Ahuahu & Andy Series – A Post-Eradication Shakedown – Brought to you by Windborne Charters
Rats eat seeds, bugs, larvae, eggs, whatever is easiest at the time. With rats gone, a boom-bust population relay cycled around Ahuahu / Great Mercury Island. Bumblebee larvae from nests in the ground were no longer gorged on by rats, leaving the bumblebee population to explode; likewise spiders, with seamless cobweb carpets on the ground and tunnel webs in the swampy wetlands and bush, plus ground wētā (giant native crickets) on the forest floor – all things we hope for to support a kiwi population in future years.

Because of the bug boom, birds boomed next, with so many bugs to feed on and nest eggs safe from rats, chicks were fledging freely from nests and the birds exploded. Grassland birds flocked in huge waves foraging across the pasture on the farm; kingfishers nested in holes in the banks; tūī, bellbirds, kākā, kākāriki (local birds) in the forest, pūkeko (swamp hens) in the swamps (a topic for another time) – all flourished. Pāteke (brown ducks) formed defensive circles in pockets of swamp to protect themselves from the overwhelming pūkeko numbers and ventured up small creeks on the edges of the forest.

Morepork (small native owls) nested on the ground under brown ponga (tree-fern) cloaks and in the daytime could be seen sitting way up high on headless ponga trunks looking like cloaked Māori elders in the misty dull light of the forest.
Caspian terns owned the upper Huruhi Harbour and ventured out across the Long Beach tombolo, a natural sand isthmus; nearby one bittern lurked, aloof on a pond full of frogs. Dotterel made nests far back from the beaches into the dunes and paddocks, unlike on the mainland where they are forced into habitat on the high tide line, the very limit of land which is itself under pressure from intensive human activity.


The exploding birdlife around the forests and fringes consumed more seeds and dispersed them in flight around pockets of terrain, creating a big surge in sapling tree growth after a few years, emerging across the many landscapes.
The landscape was changing rapidly, reverting to a better balance. The island had been left to shake itself down post eradication for the first five years in a boom-bust sequence, including pūkeko. The kākāriki (red-crowned parakeet) population I knew of grew from two or three commonly seen birds, usually in flight or hearing them calling from a tree in one area while monitoring traps.


After a few years, three kākāriki became six, eight; then I began seeing them in other places and then widespread across the island, flying corridor to corridor as far as the very northern tip of the island, barren and windy, the closest point to Cuvier Island.
The northern half of Great Mercury Island has native tree corridors thanks to Libby Richwhite, who insisted on farmland in gullies being retired and planted in many thousands of native trees (over 600,000 in total).

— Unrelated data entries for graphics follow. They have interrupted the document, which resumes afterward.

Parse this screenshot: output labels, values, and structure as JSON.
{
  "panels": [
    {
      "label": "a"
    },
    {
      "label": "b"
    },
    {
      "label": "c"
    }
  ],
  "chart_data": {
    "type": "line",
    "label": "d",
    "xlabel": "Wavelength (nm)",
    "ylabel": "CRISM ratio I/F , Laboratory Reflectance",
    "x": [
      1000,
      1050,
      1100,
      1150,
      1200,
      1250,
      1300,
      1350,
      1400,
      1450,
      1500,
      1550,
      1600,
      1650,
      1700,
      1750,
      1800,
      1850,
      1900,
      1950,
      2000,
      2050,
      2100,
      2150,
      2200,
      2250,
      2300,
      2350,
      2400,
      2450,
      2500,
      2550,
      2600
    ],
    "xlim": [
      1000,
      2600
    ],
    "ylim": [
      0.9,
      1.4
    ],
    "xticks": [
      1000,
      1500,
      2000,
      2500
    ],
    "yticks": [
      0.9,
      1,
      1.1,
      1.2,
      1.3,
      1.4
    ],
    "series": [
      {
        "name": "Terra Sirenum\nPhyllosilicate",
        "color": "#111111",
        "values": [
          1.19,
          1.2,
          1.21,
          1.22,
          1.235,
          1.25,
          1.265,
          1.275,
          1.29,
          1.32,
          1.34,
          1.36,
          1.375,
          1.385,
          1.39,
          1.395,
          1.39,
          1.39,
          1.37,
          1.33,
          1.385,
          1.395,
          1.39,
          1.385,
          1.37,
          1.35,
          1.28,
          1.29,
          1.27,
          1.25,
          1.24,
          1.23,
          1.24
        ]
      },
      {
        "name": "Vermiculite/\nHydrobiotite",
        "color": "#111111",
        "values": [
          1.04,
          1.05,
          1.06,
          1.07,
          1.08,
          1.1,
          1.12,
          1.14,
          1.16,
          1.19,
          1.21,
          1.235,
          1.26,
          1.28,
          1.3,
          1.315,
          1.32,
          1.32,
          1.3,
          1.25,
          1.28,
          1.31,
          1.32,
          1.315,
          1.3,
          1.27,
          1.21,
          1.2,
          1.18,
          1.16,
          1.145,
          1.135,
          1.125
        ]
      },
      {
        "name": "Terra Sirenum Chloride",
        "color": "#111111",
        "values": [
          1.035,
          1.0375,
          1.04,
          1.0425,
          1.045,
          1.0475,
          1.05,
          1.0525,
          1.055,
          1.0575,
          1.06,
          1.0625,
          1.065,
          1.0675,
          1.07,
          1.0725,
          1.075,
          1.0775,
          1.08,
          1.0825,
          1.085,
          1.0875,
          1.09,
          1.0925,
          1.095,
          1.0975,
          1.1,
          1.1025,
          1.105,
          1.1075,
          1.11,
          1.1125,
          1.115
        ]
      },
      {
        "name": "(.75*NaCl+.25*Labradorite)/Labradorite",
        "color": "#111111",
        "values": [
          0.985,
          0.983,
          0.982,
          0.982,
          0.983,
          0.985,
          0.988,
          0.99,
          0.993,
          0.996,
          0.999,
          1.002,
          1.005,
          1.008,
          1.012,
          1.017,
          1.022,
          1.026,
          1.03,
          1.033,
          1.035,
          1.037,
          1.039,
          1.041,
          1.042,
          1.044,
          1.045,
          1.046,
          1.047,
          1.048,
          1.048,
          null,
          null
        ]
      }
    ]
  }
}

Libby’s vision and passion for restoration many years ago established corridors, an opportunity to create a very broad habitat across the more barren northern half of the island which was essential for the pathways of birds in flight.

Interestingly the kākāriki I was seeing initially were off the ground in a tree or in flight. Over time, I saw them more often reverted to their instinctive ground foraging, under thick grass matting and bending grass stems over to feed on seed heads as you might see a parakeet do in a cage, standing on the floor looking up at a seed head hanging there for it to feed from.

This behavioural change was because it was safe for them to do so because of the lack of predators.
Many New Zealand birds really do prefer to be on the ground, given a chance. Kākāriki began to migrate back and forth from the other Mercury Islands and gradually they stayed on Great Mercury Island longer and longer, because it was safe for them to forage a new abundant food source; these birds could breed with confidence, they could fledge more than one or two clutches in a season.